# Pairing codes for Bluetooth



## Kristydfix (Feb 22, 2021)

Pairing code is froze on my screen and wont go off how do I put the code in my phone so my Bluetooth will connect


----------



## Blasirl (Mar 31, 2015)

Kristydfix said:


> Pairing code is froze on my screen and wont go off how do I put the code in my phone so my Bluetooth will connect


Welcome Aboard!

Don't forget to introduce yourself and your Cruze here.


----------



## Blasirl (Mar 31, 2015)

Kristydfix said:


> Pairing code is froze on my screen and wont go off how do I put the code in my phone so my Bluetooth will connect


This is the only thing I could find so far.

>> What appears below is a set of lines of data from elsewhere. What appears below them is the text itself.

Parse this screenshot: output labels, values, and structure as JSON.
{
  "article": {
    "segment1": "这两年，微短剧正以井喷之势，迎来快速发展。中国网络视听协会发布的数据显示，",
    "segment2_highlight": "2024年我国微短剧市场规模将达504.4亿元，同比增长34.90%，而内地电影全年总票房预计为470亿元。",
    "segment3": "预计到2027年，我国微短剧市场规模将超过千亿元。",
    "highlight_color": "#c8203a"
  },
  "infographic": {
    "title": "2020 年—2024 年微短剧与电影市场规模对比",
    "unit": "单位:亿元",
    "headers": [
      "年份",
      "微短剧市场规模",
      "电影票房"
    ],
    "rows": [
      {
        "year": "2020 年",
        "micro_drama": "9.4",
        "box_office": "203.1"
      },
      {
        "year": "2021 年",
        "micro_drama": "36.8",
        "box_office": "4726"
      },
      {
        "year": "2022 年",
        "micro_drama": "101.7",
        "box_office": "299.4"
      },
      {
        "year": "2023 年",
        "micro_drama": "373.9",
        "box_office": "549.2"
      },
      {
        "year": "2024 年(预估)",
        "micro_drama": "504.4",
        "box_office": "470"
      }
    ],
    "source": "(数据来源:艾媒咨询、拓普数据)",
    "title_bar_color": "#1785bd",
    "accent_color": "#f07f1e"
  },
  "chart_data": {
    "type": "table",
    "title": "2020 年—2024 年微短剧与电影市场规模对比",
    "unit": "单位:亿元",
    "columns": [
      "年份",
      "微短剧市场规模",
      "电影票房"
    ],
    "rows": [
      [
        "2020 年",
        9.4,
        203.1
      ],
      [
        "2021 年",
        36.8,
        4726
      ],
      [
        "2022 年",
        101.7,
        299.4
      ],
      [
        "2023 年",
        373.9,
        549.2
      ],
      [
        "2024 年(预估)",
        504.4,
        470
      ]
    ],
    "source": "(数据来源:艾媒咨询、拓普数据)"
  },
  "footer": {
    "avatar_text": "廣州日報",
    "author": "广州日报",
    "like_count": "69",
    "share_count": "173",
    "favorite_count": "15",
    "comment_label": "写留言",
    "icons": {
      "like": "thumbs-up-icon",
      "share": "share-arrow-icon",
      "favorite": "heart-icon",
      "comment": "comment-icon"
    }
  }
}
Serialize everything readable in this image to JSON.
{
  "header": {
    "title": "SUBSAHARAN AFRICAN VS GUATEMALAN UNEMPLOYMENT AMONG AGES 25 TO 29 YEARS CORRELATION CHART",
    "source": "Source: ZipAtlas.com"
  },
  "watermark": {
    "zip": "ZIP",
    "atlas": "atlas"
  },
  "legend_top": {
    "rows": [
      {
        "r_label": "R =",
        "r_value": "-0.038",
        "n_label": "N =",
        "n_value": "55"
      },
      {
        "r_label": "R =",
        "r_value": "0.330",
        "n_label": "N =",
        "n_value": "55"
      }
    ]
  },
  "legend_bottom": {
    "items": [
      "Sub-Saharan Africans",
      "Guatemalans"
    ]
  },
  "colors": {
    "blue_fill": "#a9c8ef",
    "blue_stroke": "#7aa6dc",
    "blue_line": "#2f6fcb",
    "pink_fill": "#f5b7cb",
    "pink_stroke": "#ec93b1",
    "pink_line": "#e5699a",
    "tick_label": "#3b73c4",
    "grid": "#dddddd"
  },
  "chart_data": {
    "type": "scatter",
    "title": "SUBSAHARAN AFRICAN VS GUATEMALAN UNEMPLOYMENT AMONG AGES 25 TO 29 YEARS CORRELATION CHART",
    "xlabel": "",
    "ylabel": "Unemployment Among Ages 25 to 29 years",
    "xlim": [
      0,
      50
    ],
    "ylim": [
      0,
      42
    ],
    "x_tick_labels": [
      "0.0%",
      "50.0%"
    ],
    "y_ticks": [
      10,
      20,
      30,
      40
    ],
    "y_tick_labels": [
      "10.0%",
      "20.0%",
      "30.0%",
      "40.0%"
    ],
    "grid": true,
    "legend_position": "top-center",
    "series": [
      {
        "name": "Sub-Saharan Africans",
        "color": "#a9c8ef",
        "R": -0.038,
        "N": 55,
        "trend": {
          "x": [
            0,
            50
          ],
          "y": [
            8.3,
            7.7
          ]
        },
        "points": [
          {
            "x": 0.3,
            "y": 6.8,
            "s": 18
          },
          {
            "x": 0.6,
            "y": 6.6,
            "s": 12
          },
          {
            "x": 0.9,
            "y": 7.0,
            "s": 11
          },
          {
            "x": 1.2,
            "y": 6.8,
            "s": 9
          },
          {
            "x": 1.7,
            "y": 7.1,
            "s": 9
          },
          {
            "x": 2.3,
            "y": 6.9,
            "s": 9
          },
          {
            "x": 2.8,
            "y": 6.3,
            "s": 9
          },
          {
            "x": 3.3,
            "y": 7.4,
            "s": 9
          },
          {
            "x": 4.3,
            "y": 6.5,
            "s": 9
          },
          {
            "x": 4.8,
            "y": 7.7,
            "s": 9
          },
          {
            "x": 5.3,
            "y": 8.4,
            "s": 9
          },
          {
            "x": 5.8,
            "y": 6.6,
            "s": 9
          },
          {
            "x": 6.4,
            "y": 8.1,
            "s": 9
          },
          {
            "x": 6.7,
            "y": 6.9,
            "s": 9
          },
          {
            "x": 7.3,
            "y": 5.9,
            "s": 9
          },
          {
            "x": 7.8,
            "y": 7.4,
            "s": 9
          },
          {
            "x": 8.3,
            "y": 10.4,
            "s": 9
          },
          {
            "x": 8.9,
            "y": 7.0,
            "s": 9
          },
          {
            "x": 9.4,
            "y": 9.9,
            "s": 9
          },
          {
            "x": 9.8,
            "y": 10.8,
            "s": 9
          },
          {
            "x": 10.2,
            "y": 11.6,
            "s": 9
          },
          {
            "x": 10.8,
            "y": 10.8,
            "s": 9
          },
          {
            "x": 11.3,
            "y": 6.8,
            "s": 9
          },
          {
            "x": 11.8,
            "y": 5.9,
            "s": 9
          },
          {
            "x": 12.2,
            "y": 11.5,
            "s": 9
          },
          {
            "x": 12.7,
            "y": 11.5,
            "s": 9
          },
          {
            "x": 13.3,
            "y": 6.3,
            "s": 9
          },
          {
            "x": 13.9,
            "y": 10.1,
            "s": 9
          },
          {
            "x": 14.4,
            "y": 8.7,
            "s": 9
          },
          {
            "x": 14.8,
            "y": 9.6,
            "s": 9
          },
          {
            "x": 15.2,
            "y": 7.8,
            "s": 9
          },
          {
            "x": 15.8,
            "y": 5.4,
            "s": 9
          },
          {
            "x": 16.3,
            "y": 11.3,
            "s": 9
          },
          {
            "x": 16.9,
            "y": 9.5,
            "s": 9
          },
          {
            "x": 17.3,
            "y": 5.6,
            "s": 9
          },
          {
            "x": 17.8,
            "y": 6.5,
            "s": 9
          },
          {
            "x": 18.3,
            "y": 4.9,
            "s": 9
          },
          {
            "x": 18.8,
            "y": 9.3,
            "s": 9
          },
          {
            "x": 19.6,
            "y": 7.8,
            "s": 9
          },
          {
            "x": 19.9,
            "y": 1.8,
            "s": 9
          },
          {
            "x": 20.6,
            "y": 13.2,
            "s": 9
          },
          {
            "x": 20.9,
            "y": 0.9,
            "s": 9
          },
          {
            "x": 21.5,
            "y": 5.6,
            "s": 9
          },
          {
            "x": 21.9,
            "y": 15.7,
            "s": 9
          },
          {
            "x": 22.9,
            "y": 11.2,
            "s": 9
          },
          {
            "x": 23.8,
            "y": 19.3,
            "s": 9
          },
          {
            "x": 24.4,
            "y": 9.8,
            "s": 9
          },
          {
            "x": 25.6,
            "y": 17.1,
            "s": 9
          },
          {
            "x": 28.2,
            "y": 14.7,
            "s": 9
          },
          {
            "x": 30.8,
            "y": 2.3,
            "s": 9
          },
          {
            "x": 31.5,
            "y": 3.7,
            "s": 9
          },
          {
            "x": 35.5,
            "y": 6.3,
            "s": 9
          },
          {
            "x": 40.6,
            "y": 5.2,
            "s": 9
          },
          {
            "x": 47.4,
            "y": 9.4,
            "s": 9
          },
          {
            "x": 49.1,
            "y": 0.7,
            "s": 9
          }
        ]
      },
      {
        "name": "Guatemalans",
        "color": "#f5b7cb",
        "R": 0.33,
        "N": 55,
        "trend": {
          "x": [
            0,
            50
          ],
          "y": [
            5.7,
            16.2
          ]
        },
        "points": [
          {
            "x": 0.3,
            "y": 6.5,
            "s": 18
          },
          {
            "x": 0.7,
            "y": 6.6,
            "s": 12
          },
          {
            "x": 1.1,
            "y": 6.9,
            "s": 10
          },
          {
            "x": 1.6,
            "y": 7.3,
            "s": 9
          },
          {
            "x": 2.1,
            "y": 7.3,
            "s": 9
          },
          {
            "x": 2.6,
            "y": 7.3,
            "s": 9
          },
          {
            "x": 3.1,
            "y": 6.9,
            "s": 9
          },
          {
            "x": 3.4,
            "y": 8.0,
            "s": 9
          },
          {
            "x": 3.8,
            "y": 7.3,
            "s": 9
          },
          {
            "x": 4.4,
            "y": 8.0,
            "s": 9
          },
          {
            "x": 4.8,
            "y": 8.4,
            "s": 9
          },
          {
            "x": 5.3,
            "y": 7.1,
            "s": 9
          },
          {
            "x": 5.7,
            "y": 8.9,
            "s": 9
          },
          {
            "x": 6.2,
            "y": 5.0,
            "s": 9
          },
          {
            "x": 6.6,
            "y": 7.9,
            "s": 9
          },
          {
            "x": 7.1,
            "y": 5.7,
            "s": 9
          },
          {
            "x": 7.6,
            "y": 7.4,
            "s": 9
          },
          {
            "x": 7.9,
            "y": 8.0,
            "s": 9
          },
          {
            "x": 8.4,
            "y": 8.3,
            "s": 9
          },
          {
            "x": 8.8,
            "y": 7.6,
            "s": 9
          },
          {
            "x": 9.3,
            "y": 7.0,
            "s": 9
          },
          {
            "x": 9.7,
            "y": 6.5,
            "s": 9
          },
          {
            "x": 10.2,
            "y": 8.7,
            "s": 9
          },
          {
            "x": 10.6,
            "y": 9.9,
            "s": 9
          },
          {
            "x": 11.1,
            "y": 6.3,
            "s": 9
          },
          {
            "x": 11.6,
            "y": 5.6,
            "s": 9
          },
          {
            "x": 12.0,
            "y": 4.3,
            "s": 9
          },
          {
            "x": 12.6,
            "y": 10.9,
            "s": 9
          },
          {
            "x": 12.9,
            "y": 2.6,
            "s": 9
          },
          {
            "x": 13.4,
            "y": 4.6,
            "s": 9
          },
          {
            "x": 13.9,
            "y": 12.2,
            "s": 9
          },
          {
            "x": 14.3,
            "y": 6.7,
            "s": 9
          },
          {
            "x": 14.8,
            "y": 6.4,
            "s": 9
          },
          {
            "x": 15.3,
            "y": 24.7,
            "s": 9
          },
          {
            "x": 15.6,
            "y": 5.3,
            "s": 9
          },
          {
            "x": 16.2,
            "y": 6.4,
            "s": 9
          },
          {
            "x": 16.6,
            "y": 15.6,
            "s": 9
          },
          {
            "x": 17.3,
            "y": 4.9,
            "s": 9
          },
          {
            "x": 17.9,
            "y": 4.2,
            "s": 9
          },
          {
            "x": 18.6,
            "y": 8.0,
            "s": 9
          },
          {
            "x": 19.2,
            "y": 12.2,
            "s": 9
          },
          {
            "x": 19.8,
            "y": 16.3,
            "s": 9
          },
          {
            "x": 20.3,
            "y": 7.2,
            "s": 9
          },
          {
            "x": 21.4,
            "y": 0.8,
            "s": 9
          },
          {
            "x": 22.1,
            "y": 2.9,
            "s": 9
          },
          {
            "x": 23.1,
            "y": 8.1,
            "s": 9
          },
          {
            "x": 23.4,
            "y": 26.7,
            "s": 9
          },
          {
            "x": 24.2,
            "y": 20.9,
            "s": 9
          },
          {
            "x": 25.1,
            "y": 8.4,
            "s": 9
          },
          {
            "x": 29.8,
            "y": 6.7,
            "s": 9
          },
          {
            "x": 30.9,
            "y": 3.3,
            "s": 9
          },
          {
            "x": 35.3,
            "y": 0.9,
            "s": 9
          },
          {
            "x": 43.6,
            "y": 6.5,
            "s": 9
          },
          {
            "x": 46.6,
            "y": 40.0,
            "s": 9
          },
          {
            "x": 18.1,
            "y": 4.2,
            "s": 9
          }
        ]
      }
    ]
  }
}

It is from a post by @Ma v e n , but it is for the 2019 Cruze. 

*Deleting a Paired Phone*

Touch the Phone icon on the Home Page or the phone icon on the shortcut tray near the bottom of the display.
Touch Phones.
Touch the information icon next to the connected cell phone to display the cell phone’s or mobile device’s information display.
Touch Forget Device.
This is from Quora:
How do I reset the Bluetooth on a Chevy Cruze?
Based on my findings over the internet, this might help.

Press the CONFIG button.
Select Phone Settings.
Select Bluetooth.
Select Device List.
Select the phone to delete and follow the on screen prompts.
If the above step does not work, follow the below.

Park the car, unplug all cables like USB, aux.
Turn engine off, open the driver's side door as wide as it will go and leave it open for five minutes.
This will trigger the system reset. After five minutes turn the car back on and now attempt to delete the devices in the list.
And this from the forum:








Screen Freezing up Radio/Bluetooth/USB


Has anyone else expeirienced any issues with their radio/touch screen? It started a couple weeks ago where my USB(my music) would just turn on randomly. Like im listened to the radio or XM and it just switches to my USB for no reason. Has this happened to anyone else???? Now 2 days ago i went...




www.cruzetalk.com


----------



## Ma v e n (Oct 8, 2018)

the code will disappear once your phone pairs with radio. you need to input that code into your phone if required on the PHONEs pairing screen. not all phones require this PIN


----------